20. Dosya içeriğine göre borçlular Salih Ö. ve Ö. Gıda İhtiyaç Mad. Tur. İnş. Nak. Elek. Elektronik İth. İhr. San Tic. Ltd. Şti.nin yerleşim yeri adreslerinin Fethiye’de bulunduğu, takibe konu senetlerin ödeme yerinin de Fethiye olduğu anlaşılmaktadır.

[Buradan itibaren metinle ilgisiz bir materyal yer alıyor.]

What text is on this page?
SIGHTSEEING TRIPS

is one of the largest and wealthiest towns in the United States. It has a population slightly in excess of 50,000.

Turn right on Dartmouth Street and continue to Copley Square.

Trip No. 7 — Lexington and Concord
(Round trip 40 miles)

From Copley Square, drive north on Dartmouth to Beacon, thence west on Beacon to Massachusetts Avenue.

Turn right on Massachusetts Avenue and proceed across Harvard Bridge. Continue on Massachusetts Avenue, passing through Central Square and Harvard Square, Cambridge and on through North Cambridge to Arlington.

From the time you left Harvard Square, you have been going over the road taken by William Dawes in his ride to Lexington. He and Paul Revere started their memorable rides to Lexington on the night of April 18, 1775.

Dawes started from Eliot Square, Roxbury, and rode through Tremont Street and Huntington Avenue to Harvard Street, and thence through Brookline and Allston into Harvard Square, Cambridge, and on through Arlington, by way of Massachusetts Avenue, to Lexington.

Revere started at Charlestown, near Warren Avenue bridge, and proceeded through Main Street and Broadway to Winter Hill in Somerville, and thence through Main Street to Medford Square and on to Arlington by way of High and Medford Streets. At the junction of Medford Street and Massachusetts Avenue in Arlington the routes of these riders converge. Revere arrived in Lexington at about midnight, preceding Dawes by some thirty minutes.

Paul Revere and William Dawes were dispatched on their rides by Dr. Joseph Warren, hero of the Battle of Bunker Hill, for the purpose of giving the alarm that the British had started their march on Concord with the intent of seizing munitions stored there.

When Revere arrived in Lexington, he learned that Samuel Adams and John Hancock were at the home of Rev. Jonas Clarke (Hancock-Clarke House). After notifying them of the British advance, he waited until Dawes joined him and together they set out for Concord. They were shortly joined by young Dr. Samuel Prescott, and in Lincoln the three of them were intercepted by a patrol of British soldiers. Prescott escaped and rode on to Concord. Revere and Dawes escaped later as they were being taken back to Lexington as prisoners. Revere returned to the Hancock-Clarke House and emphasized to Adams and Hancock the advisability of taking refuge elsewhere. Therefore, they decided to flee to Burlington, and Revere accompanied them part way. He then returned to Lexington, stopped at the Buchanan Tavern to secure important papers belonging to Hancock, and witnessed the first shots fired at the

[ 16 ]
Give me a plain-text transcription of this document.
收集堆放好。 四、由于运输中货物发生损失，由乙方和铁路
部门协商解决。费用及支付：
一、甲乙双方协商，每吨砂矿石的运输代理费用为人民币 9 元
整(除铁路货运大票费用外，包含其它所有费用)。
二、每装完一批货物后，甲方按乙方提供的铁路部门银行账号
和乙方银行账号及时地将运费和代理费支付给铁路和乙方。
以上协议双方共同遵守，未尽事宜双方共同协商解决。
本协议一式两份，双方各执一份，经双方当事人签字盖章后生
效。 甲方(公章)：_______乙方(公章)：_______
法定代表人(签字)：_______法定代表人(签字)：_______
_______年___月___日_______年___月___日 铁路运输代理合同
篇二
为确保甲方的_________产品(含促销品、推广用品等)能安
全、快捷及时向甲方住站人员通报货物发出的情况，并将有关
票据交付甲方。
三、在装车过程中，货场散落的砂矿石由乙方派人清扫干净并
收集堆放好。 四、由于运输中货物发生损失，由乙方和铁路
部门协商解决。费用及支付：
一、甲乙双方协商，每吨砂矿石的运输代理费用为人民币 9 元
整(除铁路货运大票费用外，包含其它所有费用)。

21. Diğer taraftan, ihtiyati haciz kararı Antalya 3. Asliye Ticaret Mahkemesi tarafından verilmiş ise de, borçlu tarafından itiraz edilmesi üzerine Antalya 3. Asliye Ticaret Mahkemesinin 24.03.2011 tarihli kararı ile mahkemenin yetkisizliği nedeniyle ihtiyati haciz kararının kaldırılmasına karar vermiştir. Böylece takip dayanağı ihtiyati haciz kararı kaldırıldığından buna ilişkin yetki kuralına dayanma olanağı kalmamıştır. Nitekim Hukuk Genel Kurulunun 05.05.2004 tarihli ve 2004/12-260 Esas, 2004/249 Karar sayılı kararında da aynı sonuca varılmıştır.

22. Bu itibarla, icra takibinin yapıldığı Antalya ili borçlular için genel yetkili yer olmadığı gibi yetki itirazına konu ihtiyati haciz kararı da Mahkemenin karar tarihinden önce kaldırılmış olup icra takibi yetkisiz icra dairesinde başlatıldığından Mahkemece yetki itirazının kabulüne karar verilmesi gerekmektedir.

23. Öte yandan, itiraz tarihi 22.02.2011 olmasına rağmen direnmeye ilişkin karar başlığında 19.01.2012 olarak yazılması mahallinde düzeltilebilir maddi hata olarak değerlendirilmiş ve bozma nedeni yapılmamıştır.

24. Hâl böyle olunca Hukuk Genel Kurulunca da benimsenen Özel Daire bozma kararına uyulması gerekirken önceki kararda direnilmesi usul ve yasaya aykırıdır.

IV. KARAR

Açıklanan sebeplerle;

Borçlu vekilinin temyiz itirazlarının kabulü ile direnme kararının Özel Daire bozma kararında gösterilen nedenlerden dolayı BOZULMASINA,

İstek hâlinde temyiz peşin harcının yatırana geri verilmesine,

2004 sayılı İcra ve İflas Kanunu’na 5311 sayılı Kanun'un 29 uncu maddesi ile eklenen Geçici 7 nci maddesinin göndermesi ile uygulanması gereken İİK’nın 366/III üncü maddesi uyarınca kararın tebliğden itibaren on gün içerisinde karar düzeltme yolu açık olmak üzere,

26.04.2023 tarihinde oy birliğiyle karar verildi.